In a word: Urgle.
This year, as part of my Masters, I have to write a thesis. Technically I have a choice between a creative thesis and an academic one, but if I want to teach or do a PhD (and get a scholarship) then I pretty much have to do an academic one. Which is fine, it was my leaning last year. Howver I must admit this year, looking down the barrel of 2007 I began to get faint of heart and was thinking of doing a creative one, because frankly for me I believe it would be easier.
Anywho, so now I have to come up with a thesis topic. In the next week or so, preferably (or at least have an inkling which way I might go). Tralala.
Here are some random things I find interesting:
*Narrative structure - in particular, finding alternatives to mythic structure or the hero's journey in fiction, wondering (for my personal writing) if an alternative model could be applied to a genre fantasy novel or trilogy to interesting effect or if mythology could offer an alternative model.
*Temporality in fiction - in particular reflexive narratives, where you find out the end at the beginning, so the tension comes not from what happened but how it happened. A common choice for what publishers sometimes call crossover novels (novels that appeal to both YA and adults or are about teenagers but for an adult audience, like The Secret History or The Book Thief or The Lovely Bones).
*In my searches for inspirational papers I found an article on machines in medical dramas called Visual Anatomies by Petra Kuppers. It begins: "The jumping, modulating lines of heart and brain monitors abound in medical dramas. In them life is translated: from a living, breathing body into a visual representation." For some reason this has captured my imagination. I did some reading about comas when writing Drift, and came across the case of a man who woke from a 7 year coma to speak to his family, just as they were trying to make the decision whether or not surgery should be performed on him. Read more about it and some of the difficult issues that surround this phenomenon here, an interesting articles about coma and silence. But I don't know how I would shape my fascination into a particular thesis topic. Or if this actually qualifies as one of those things that's more interesting to read about than write about. In fact what I think I really admire about the above papers is the specificity of them, the drilling down into the layers of meaning in one precise image (the comatose body or the medical machine).

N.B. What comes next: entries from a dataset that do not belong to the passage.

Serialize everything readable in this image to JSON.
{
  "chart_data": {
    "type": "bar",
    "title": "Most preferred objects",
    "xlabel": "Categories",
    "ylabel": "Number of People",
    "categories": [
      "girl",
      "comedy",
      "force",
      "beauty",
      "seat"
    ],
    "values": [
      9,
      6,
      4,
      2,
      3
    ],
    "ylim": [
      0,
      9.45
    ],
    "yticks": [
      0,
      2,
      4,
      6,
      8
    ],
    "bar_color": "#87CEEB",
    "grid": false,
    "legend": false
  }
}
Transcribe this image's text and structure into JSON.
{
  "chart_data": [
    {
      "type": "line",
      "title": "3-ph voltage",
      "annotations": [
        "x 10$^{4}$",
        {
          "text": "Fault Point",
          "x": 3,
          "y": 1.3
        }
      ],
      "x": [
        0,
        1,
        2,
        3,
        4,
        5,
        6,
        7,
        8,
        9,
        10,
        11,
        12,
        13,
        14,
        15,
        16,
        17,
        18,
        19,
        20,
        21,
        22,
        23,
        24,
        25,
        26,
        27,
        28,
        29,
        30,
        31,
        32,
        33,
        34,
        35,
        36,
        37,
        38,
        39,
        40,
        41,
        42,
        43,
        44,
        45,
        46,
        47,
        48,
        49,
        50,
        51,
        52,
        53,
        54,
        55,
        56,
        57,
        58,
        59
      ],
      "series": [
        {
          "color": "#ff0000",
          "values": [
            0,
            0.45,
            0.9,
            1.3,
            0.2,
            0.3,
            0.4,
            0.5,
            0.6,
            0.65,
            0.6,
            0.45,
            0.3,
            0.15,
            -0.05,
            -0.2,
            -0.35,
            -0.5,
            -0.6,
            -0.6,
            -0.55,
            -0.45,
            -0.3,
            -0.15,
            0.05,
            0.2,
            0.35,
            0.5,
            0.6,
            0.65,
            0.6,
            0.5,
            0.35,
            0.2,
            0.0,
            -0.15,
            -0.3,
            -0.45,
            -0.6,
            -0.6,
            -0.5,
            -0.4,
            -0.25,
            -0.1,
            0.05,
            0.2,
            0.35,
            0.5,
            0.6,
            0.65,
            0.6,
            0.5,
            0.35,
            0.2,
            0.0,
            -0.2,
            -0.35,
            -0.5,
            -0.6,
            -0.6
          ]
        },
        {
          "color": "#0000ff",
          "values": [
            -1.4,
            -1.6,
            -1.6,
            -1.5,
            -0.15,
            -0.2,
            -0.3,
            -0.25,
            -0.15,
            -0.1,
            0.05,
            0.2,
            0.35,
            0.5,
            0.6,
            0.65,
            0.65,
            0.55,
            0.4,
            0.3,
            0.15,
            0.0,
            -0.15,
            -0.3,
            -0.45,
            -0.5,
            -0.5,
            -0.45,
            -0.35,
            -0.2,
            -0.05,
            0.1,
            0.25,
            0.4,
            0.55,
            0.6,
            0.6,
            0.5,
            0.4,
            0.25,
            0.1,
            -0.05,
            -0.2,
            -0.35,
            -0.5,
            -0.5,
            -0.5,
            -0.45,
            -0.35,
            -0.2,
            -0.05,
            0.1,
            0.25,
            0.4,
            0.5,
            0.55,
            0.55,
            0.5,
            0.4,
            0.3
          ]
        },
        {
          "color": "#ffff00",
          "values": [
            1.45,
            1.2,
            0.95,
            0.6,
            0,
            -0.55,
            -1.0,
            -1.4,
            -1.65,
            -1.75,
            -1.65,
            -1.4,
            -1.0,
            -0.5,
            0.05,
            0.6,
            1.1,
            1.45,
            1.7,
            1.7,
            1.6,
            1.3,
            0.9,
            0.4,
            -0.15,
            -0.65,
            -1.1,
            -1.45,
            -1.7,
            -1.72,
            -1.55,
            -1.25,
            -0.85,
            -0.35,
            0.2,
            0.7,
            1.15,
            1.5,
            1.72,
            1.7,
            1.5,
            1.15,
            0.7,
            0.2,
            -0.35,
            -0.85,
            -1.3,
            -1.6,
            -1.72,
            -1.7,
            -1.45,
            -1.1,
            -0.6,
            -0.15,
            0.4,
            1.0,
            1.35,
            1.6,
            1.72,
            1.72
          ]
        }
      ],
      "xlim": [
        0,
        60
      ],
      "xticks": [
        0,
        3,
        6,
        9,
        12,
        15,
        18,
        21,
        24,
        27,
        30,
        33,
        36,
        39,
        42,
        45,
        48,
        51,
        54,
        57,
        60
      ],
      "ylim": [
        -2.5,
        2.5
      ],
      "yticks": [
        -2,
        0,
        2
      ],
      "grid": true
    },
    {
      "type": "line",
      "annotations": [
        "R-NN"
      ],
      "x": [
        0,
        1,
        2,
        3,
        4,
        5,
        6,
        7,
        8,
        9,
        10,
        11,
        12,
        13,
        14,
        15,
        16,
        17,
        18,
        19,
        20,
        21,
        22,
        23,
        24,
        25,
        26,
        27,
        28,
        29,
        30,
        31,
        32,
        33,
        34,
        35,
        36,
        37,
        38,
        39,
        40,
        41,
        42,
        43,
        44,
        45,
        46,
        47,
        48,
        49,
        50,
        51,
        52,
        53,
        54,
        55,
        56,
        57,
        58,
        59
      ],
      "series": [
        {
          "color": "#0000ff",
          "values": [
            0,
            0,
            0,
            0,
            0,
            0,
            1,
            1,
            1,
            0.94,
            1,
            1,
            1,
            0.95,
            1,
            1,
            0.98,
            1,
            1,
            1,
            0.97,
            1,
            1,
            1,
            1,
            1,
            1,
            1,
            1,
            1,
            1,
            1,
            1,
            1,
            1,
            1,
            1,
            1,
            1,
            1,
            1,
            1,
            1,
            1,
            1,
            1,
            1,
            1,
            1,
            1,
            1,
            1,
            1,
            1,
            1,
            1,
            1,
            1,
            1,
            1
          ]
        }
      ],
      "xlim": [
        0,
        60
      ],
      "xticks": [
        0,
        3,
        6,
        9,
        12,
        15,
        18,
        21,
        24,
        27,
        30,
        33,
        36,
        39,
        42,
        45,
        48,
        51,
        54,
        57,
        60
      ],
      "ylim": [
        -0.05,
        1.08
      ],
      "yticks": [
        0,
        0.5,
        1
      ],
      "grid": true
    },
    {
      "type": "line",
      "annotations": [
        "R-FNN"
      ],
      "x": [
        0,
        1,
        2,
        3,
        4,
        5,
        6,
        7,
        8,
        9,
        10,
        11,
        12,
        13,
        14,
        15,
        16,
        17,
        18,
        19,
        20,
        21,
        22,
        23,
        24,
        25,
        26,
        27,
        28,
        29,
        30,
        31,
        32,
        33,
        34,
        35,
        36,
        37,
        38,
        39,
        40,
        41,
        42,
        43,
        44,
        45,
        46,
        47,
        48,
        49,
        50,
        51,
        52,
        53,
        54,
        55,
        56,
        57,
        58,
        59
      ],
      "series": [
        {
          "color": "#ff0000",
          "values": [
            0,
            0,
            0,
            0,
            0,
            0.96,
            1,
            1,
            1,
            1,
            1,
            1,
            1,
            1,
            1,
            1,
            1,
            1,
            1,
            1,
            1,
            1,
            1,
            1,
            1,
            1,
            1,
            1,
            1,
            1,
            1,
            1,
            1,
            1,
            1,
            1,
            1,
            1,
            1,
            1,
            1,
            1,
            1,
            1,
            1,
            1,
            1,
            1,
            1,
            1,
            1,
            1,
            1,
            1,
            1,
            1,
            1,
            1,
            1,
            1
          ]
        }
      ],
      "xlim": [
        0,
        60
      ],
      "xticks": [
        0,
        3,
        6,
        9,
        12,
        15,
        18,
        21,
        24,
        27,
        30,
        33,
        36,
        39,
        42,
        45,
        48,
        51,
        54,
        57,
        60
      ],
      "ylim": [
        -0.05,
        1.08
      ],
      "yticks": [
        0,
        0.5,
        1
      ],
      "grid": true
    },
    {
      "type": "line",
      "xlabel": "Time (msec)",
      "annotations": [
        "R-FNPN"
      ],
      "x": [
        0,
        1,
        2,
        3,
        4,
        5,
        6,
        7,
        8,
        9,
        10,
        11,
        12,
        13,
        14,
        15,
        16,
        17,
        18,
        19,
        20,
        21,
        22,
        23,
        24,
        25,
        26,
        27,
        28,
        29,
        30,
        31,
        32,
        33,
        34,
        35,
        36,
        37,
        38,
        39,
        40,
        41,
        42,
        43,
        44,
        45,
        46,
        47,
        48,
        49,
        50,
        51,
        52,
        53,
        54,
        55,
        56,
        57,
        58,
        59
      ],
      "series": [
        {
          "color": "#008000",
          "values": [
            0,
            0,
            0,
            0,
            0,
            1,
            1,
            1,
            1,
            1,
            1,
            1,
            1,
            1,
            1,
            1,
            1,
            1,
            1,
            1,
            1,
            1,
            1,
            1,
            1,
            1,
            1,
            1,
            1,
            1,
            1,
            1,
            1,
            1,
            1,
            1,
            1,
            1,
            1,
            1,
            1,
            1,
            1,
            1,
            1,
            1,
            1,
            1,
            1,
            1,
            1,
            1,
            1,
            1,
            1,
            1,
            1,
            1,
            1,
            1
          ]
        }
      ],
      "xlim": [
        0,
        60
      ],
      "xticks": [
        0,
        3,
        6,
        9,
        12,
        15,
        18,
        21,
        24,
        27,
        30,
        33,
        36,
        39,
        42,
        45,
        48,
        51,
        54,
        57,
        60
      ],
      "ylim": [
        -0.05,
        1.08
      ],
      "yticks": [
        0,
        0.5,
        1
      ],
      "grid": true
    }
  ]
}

*This is a cheerful one - what a dead child/teenager or dead child/teenage body signifies in literature or other narratives (as opposed to an infant or adult). I guess partly inspired by Buffy, with the sheer volume of dead teenagers, but also thinking about books like The Lovely Bones, Bridge to Terabithia, Of a Boy, Seven Little Australians, The Secret History, Little Friend, The Sweet Hereafter, M. Night Shyamalan's film The Village etc etc etc So also contrasting what it signifies depending on the market its intended for - children, YA, adult, or (and in particular) those oddling crossover books that sit between adult and young adult (like Harnett's Of a Boy). But I'm worried it might prove too depressing to think about dead kids for a whole year.
I always thought when I wrote a thesis one day, it would be some lovely genteel topic like butterflies in Jane Eyre (are there any?) or Food and Power in the novels of Jane Austen. Or more likely, I thought it would be about Ancient Greek mythology or literature, since I planned early on to do a PhD in Classics. This was before anyone told me about post-structuralist metanarratives. Now, in true postmodern fashion, I am paralysed by choice and indecision.
Other things I am interested in include: fairytales, metafiction, the body, australian children's literature, american children's literature, nostalgia, the intersection of personal history, general history, fiction and landscape (for example Gilead, see review below), Anne Tyler, Charlotte Bronte, Alice in Wonderland, game narratives, television narratives, melancholy as an aesthetic principle, children's fiction set in the 2nd world war, Nina Bawden, Rumer Godden, Noel Streatfeild, Margaret Mahy, timeslip narratives, magic-in-the-'real-world' narratives, butterflies, cake, female friendship, imagery, metaphor, birds, winter, Jane Gardam, A.S. Byatt, Simon Armitage, Bob Graham's picture books, Margaret Wild's picture books...
Sorry, this is one of my blog posts where I'm really just talking to myself in the hope it kickstarts something into being. So far not. Sigh.